Port Angeles-area resident Ann Bogard, now a teacher in the Quilcene School District, remembers the day in 1963 when her parents found the painting in a Soho gallery before hanging it on their dining room wall in the New York suburbs.
She remembers the painting as the backdrop of her childhood and how she became aware of the social turbulence of the 1960s.
“That painting has a lot of stories to tell,”she said.
“It was in the room when we were all talking about what was happening at the time, having to do with civil rights, the women’s movement and the Vietnam War.”
Bogard, her parents and her younger sister all found solace in the untitled painting, a 4-foot square of indistinct yellow trees.
A few years ago, Bogard’s parents downsized and moved in with her sister, and the painting was stored in the attic.
Bogard asked her parents to ship her the painting, but when it arrived, it didn’t fit her house.
It was too large for the space, and the only available spot did not capture the light as it did when she was younger.
On a whim, she searched the artist’s name, Hal Lemmerman, and found his obituary dated March 2010.
More significantly, she found that Lemmerman’s daughter, Joann Saul, lives in Port Townsend.
Saul owns and operates Fins Coastal Cuisine at 1019 Water St. in downtown Port Townsend, as well as Dream City Market and Cafe at Kala Point Road and state Highway 19.
Saul was surprised to get Bogard’s call, and the surprise turned to delight when Bogard said she wanted to make a gift of the painting.
While her father — named Harold but generally known as Hal — created and sold hundreds of works of art, his oil paintings were so rare that Saul did not own one.
Saul had never seen the painting, and for good reason.
“I was probably in my mother’s belly when he painted it,” she said.

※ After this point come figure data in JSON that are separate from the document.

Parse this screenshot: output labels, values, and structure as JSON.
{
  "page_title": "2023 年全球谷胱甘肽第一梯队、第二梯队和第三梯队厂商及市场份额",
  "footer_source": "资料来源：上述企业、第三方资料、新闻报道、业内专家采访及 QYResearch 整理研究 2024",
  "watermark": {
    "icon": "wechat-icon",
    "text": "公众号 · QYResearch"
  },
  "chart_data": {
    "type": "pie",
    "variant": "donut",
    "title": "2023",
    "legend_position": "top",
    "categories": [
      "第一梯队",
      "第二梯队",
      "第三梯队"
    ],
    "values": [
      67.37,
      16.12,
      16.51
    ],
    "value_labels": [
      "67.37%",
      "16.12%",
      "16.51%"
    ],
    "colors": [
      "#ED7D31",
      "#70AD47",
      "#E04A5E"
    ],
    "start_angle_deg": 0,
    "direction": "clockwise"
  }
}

Saul and her daughter, Brooke, drove out to Bogard’s house last week. The two hit it off, both women said.
Saul took the painting home and intends to do some restorative work before possibly hanging it in Fins.
Saul moved to Port Townsend in 1995 and owned several restaurants, including The Public House Grill and Satosa’s Japanese Restaurant, before opening Fins about 10 years ago.
Her father visited Port Townsend several times. He made an impression on the community, particularly when he painted a replica of the clock tower that won an award in the 2000 Rhody parade.
“He was very sweet,” Mari Mullen, Main Street executive director, said of Lemmerman.
“After we met him, he always kept in touch and sent us custom-drawn cards on holidays.”
Lemmerman was a professor of art at New Jersey City University in Jersey City, N.J., for 37 years and directed the university’s two art galleries for 18 years before his retirement.
Following his retirement, one of the galleries was renamed the Harold B. Lemmerman Gallery.
He was active in both theater and art. As a member of the Southern Vermont Arts Center, during his retirement, he continued to paint in a studio in the refurbished 1911 train station in Arlington, Vt.
“He was on the East Coast when he died, so I wasn’t able to get much to remember him by when he died, which makes this painting all the more valuable to me,” Saul said.
Neither Saul nor Bogard knows how much the painting is worth, and Bogard doesn’t recall how much her parents paid for it, “although it was probably a lot in 1960s dollars.”
But there was never any question: Bogard would not charge Saul for the painting.
“My father agreed with that decision,” Bogard said.
“He has always been very generous, and giving Joann the painting was the right thing to do,” she added.
And for Saul, the “right thing to do” was to treat Bogard and her family to a meal at Fins.